A última vez que os três estiveram juntos numa produção foi em Scream Queens, que a Fox cancelou após a segunda temporada. Se em Glee a necessidade de acalmar o exagero teatralizado do texto era essencial para que o público se identificasse com as dores dos excluídos da escola, em Scream Queens os três escreviam para o gênero slasher, que já é originalmente inverossímil. O resultado foi o descontrole total dos níveis de surrealismo sempre tão presentes no trabalho deles. Scream Queens passou de uma primeira temporada provocativa e interessante, para uma segunda temporada tosca, bagunçada, desnecessária. As vozes do trio de roteiristas são altas demais em alguns momentos e para que não estourem os tímpanos da realidade, precisam de uma boa amarra humana.
The Politician tem muitas razões para funcionar num âmbito mais realista. Estamos num momento em que a sociedade americana luta para que o voto (que lá nos Estados Unidos não é obrigatório) seja parte dos deveres conscientes de cada cidadão. Murphy, que tem um trabalho árduo em fazer com que sua obra seja engajada, criou imensas expectativas quando anunciou um produto que falaria justamente sobre política. Estava estabelecido o contraste, então. O roteirista tinha muito a dizer, precisava que todos ouvissem. Ao mesmo tempo, quando reunido com seus parceiros, não resiste ao exagero e ao excesso de alegorias. The Politician resultou em uma série com muitas coisas importantes a serem ditas, mas incapaz de garantir que o espectador tenha paciência de enfrentar o que fosse necessário para ouvir. E o pior: para um produto sobre política, com a marca Ryan Murphy, a política em The Politician é excessivamente... correta.
Politicagem
Ben Platt é um trunfo. O ator vive Payton, um jovem adotado por uma família rica e que sonha em ser presidente dos Estados Unidos.
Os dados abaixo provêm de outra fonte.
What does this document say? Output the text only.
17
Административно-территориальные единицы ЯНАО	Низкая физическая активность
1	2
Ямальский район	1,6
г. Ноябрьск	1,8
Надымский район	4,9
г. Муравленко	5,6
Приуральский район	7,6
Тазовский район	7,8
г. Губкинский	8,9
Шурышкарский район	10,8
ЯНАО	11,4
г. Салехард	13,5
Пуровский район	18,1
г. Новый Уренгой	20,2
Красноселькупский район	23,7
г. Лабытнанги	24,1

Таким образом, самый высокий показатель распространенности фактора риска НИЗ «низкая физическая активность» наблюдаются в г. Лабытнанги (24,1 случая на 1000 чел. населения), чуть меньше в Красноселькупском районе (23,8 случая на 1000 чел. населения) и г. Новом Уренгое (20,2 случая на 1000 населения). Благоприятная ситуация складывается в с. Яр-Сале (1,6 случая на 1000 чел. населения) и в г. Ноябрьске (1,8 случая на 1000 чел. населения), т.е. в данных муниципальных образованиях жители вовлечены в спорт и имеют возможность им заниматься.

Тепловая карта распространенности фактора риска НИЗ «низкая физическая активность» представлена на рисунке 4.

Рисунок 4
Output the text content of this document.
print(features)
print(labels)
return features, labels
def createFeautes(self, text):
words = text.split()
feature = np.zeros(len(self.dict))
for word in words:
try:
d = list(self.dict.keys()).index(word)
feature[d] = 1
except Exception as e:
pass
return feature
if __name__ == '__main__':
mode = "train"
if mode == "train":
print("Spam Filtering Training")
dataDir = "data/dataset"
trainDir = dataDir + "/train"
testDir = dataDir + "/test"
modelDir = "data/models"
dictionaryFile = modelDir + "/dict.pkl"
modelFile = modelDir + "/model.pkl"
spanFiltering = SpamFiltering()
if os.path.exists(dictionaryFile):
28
A ideia da série é justamente mostrá-lo a cada temporada numa disputa diferente, até a última, que revelaria a campanha para o almejado cargo da Casa Branca (segundo a Netflix, cinco anos seriam necessários para isso). Essa pseudo-antologia começa, então, com a briga de Payton para vencer a disputa pela presidência do grêmio estudantil do abastado High School onde estuda. O protagonista é defendido por Platt com uma segurança abismal; e com uma compreensão imensa de quem ele é também. A grande primeira alegoria exagerada de Murphy é justamente aquela que envolve os ricos. Entediados, frios, entorpecidos e conservadores, quase sempre, sem exceção. Como acontece com clichês e estereótipos, há uma boa dose de verdade nisso, mas o texto às vezes vai tão longe nessa representação que começa o efeito colateral do afastamento afetivo.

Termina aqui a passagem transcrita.